Zapytana po latach, jak pamięta ów listopadowy dzień olimpijskiego zwycięstwa, Elżbieta Duńska-Krzesińska powiedziała. "Tak jakby to zdarzyło się wczoraj. Pomyślałam wtedy, stojąc na podium, że Polka jest lepsza od zawodniczek światowych potęg lekkoatletycznych. Byłam szczęśliwa".
A jak pamięta ten dzień wielki romantyk sportowych relacji epoki radia, red. Bohdan Tomaszewski, dla którego była to pierwsza olimpiada.
"Było to zimne, wietrzne popołudnie. Wpadłem na główny stadion olimpijski wprost z hali bokserskiej, gdzie porywający pojedynek, szkoda, że przegrany stoczył na ringu Leszek Drogosz ze świetnym Jengibarjanem.
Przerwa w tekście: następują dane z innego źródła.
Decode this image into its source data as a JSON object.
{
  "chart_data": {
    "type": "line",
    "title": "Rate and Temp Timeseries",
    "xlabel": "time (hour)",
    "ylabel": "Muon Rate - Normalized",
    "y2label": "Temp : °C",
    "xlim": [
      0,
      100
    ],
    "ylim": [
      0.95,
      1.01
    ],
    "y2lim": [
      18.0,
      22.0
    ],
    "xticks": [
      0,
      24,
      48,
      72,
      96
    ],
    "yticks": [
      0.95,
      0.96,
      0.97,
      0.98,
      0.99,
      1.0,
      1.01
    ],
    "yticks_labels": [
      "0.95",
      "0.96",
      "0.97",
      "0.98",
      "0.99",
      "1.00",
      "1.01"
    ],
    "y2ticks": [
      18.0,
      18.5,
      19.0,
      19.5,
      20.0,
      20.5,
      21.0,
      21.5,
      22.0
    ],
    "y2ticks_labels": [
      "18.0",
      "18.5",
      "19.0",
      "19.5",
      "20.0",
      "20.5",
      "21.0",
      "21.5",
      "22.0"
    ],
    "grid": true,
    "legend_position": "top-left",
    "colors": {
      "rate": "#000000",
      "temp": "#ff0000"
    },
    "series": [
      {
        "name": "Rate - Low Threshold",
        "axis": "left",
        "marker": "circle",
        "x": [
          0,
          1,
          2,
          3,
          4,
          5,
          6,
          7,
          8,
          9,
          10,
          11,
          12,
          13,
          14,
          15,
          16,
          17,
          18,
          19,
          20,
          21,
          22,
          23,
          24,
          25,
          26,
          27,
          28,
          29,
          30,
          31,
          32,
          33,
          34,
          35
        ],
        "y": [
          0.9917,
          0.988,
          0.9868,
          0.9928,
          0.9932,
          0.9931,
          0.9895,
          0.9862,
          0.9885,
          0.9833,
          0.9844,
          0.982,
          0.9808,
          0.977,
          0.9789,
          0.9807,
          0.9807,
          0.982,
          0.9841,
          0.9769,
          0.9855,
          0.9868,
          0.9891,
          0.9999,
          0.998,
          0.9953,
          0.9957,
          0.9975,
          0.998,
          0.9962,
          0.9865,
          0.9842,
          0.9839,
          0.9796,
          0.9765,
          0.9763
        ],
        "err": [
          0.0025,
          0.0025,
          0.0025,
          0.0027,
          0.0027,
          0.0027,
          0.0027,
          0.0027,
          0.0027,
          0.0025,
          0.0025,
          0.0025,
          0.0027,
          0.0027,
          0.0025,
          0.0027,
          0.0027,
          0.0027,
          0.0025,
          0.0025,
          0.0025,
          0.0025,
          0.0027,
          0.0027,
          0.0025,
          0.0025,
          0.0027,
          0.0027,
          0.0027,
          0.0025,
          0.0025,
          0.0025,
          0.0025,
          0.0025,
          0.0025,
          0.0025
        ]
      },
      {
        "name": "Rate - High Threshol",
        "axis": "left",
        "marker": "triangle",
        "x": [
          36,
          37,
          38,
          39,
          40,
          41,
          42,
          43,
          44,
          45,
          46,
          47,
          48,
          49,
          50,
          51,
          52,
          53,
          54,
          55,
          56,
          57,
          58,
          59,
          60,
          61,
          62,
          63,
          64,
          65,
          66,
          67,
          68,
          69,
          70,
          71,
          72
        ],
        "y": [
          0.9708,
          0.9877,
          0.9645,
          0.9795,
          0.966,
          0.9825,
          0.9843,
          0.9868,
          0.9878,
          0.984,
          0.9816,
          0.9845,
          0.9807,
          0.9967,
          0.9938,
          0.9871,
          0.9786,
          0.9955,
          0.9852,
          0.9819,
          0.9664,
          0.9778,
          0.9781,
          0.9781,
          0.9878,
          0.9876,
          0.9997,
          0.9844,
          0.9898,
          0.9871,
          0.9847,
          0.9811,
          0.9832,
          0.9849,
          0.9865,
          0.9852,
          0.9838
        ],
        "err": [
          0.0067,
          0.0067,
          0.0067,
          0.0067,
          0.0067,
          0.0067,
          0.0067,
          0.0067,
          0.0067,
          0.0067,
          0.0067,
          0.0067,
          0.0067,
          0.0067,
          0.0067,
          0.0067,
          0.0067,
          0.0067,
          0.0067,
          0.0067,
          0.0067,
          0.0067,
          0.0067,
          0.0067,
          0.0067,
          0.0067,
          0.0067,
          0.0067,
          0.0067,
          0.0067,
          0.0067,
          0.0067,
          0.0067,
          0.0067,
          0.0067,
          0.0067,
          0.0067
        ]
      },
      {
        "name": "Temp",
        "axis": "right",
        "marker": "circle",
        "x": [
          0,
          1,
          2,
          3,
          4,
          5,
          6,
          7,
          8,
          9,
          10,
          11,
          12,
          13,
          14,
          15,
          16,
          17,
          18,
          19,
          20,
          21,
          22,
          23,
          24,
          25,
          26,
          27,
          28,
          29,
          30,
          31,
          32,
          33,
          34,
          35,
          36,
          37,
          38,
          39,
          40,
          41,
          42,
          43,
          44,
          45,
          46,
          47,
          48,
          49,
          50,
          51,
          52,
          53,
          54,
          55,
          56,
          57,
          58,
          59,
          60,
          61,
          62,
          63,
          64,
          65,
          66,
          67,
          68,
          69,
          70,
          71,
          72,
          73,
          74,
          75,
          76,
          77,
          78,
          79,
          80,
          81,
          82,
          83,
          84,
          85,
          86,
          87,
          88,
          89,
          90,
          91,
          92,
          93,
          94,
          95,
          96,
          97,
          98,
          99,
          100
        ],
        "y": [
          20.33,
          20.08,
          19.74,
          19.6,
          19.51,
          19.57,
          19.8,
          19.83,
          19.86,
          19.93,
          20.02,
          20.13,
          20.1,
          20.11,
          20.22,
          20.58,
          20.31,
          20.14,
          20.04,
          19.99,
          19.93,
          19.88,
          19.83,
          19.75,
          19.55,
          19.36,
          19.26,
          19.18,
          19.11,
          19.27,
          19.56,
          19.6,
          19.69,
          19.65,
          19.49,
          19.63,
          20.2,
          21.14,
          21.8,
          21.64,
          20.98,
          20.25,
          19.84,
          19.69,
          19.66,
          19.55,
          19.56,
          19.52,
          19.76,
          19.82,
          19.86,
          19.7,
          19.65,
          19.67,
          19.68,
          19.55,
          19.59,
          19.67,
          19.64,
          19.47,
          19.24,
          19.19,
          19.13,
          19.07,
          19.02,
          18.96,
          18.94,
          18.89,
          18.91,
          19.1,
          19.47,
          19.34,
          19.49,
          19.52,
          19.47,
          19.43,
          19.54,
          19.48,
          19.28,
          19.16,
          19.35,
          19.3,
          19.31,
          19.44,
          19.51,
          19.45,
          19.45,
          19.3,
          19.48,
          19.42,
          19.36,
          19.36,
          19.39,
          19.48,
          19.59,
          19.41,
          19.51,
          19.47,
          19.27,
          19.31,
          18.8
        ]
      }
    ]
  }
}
Drżałem z zimna, ale też z emocji, czy któraś z rywalek "złotej Eli" nie skoczy dalej niż ona. Gdy zobaczyłem na tablicy wyników, że prowadzi nadal, mając 6,35 m, byłem już spokojniejszy. W ostatniej serii najgroźniejsza z konkurentek, czarnoskóra Willye White skoczyła jeszcze 6,09 i na rozbiegu stanęła Duńska-Krzesińska. Wzięła bardzo długi rozbieg, chcąc zapewne poprawić swój rekord świata... Nie udało się... Za chwilę odbierała gratulacje od Amerykanki i koleżanek z reprezentacji, Marii Kusion i Genowefy Minickiej. Obie wykonały wokół niej taniec radości".